The forum is expected to bring together regulatory authorities, manufacturing leaders, quality assurance experts, compliance officers, and policy advocates from over 25 countries, including delegates from the US FDA, EMA, CDSCO, WHO, and other leading international health bodies.
“Hosting this forum is both an honor and a responsibility,” said Mr. Sameer Rathi, Head of Compliance at Dycine Pharma. “At a time when global health relies on agile, transparent, and harmonized systems, GMP is the common language that unites us. This forum will be a collaborative space to shape its evolution.”
The 3-day event will feature panel discussions, technical workshops, and live facility walkthroughs showcasing Dycine’s integrated digital compliance systems and AI-enabled quality control protocols. The agenda will also cover key topics such as:
- Harmonizing GMP standards across geographies
- Leveraging data analytics for proactive compliance
- Managing inspections in a post-pandemic world
- Digital batch records and documentation automation
- Sustainability practices in GMP-certified environments
Dycine Pharma, known for its robust manufacturing systems and consistent regulatory track record, was selected to host the forum due to its commitment to setting industry benchmarks in quality, safety, and compliance. The company’s ongoing investment in smart manufacturing infrastructure and its zero-deviation audit history from global agencies make it a model for next-gen compliance excellence.
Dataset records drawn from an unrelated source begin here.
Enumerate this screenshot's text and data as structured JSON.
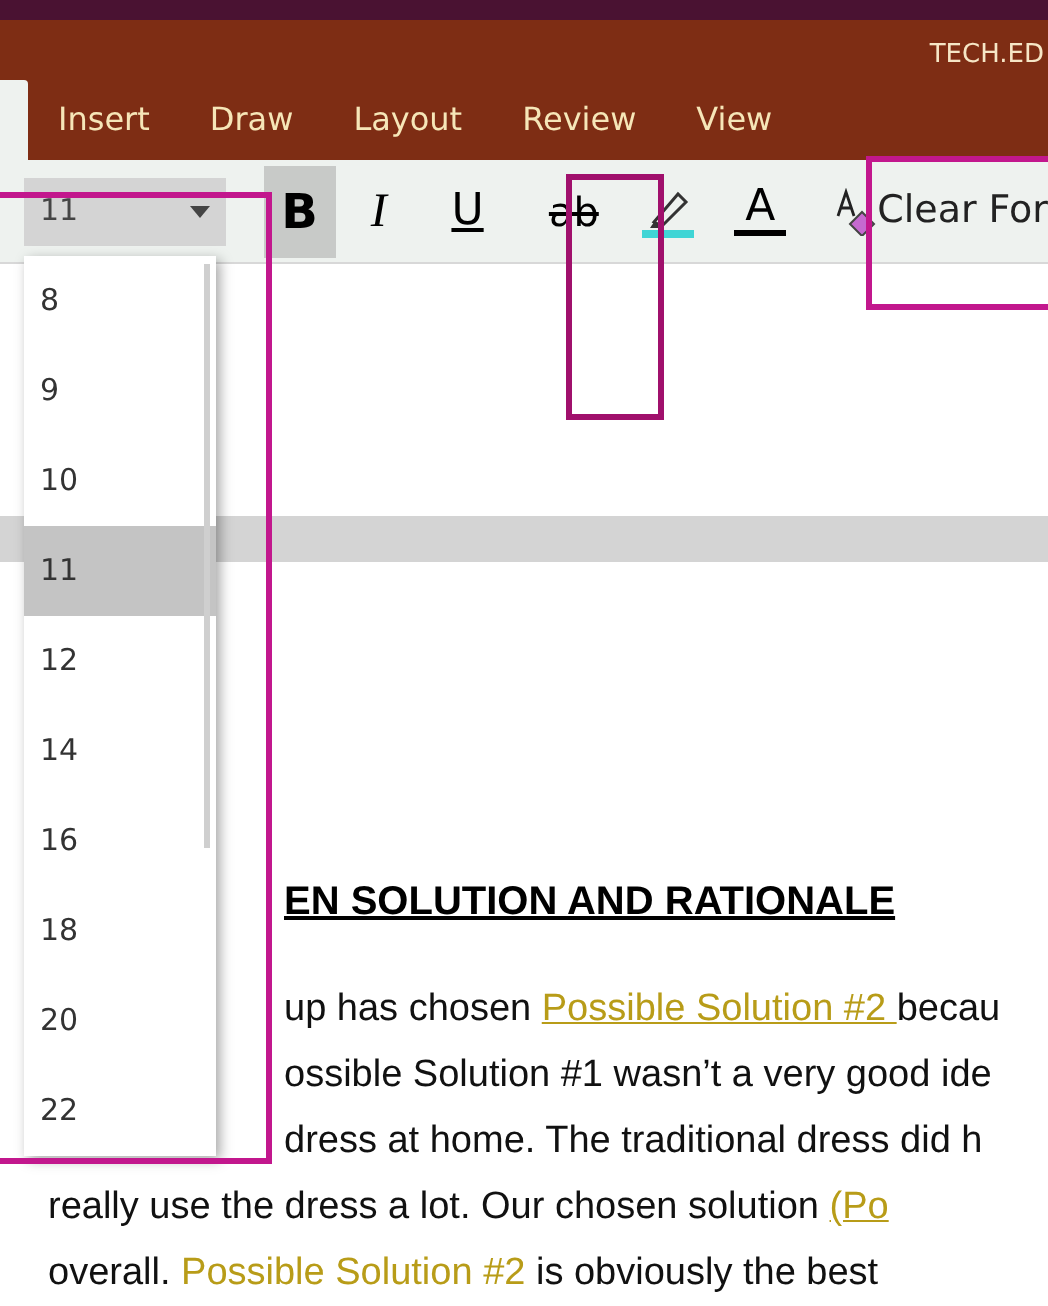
{
  "title_bar": {
    "title": "TECH.ED"
  },
  "tabs": [
    {
      "label": "Insert",
      "selected": false
    },
    {
      "label": "Draw",
      "selected": false
    },
    {
      "label": "Layout",
      "selected": false
    },
    {
      "label": "Review",
      "selected": false
    },
    {
      "label": "View",
      "selected": false
    }
  ],
  "toolbar": {
    "font_size": "11",
    "buttons": [
      {
        "kind": "bold",
        "label": "B",
        "pressed": true
      },
      {
        "kind": "italic",
        "label": "I",
        "pressed": false
      },
      {
        "kind": "underline",
        "label": "U",
        "pressed": false
      },
      {
        "kind": "strikethrough",
        "label": "ab",
        "pressed": false
      },
      {
        "kind": "highlight",
        "pressed": false
      },
      {
        "kind": "font_color",
        "label": "A",
        "pressed": false
      },
      {
        "kind": "clear",
        "label": "Clear For",
        "pressed": false
      }
    ]
  },
  "size_dropdown": {
    "items": [
      {
        "label": "8",
        "selected": false
      },
      {
        "label": "9",
        "selected": false
      },
      {
        "label": "10",
        "selected": false
      },
      {
        "label": "11",
        "selected": true
      },
      {
        "label": "12",
        "selected": false
      },
      {
        "label": "14",
        "selected": false
      },
      {
        "label": "16",
        "selected": false
      },
      {
        "label": "18",
        "selected": false
      },
      {
        "label": "20",
        "selected": false
      },
      {
        "label": "22",
        "selected": false
      }
    ]
  },
  "document": {
    "heading": "EN SOLUTION AND RATIONALE",
    "lines": [
      [
        {
          "kind": "plain",
          "text": "up has chosen "
        },
        {
          "kind": "link",
          "text": "Possible Solution #2 "
        },
        {
          "kind": "plain",
          "text": "becau"
        }
      ],
      [
        {
          "kind": "plain",
          "text": "ossible Solution #1 wasn’t a very good ide"
        }
      ],
      [
        {
          "kind": "plain",
          "text": "dress at home. The traditional dress did h"
        }
      ],
      [
        {
          "kind": "plain",
          "text": "really use the dress a lot. Our chosen solution "
        },
        {
          "kind": "link",
          "text": "(Po"
        }
      ],
      [
        {
          "kind": "plain",
          "text": "overall. "
        },
        {
          "kind": "colored",
          "text": "Possible Solution #2"
        },
        {
          "kind": "plain",
          "text": " is obviously the best"
        }
      ]
    ]
  }
}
“This isn’t just about compliance—it’s about trust,” said Dr. Kavita Sharma, Chief Technical Officer at Dycine. “Patients across the world rely on every pill, vial, or tablet we make. This forum reflects our commitment to building that trust through education, collaboration, and innovation.”
Attendees will also receive an exclusive tour of Dycine’s new Quality Intelligence Center, an R&D-driven hub designed to test and validate real-time quality improvements using AI, robotics, and digital twins.
Registrations for the forum will open in early May, with limited seats available for in-person attendees and a virtual participation option for international delegates.
As global regulations evolve and expectations around transparency grow, Dycine Pharma’s initiative to lead such an important conversation demonstrates its proactive role in shaping the industry’s regulatory future.
The International GMP Compliance Forum 2025 isn’t just a conference—it’s a commitment to global pharmaceutical integrity.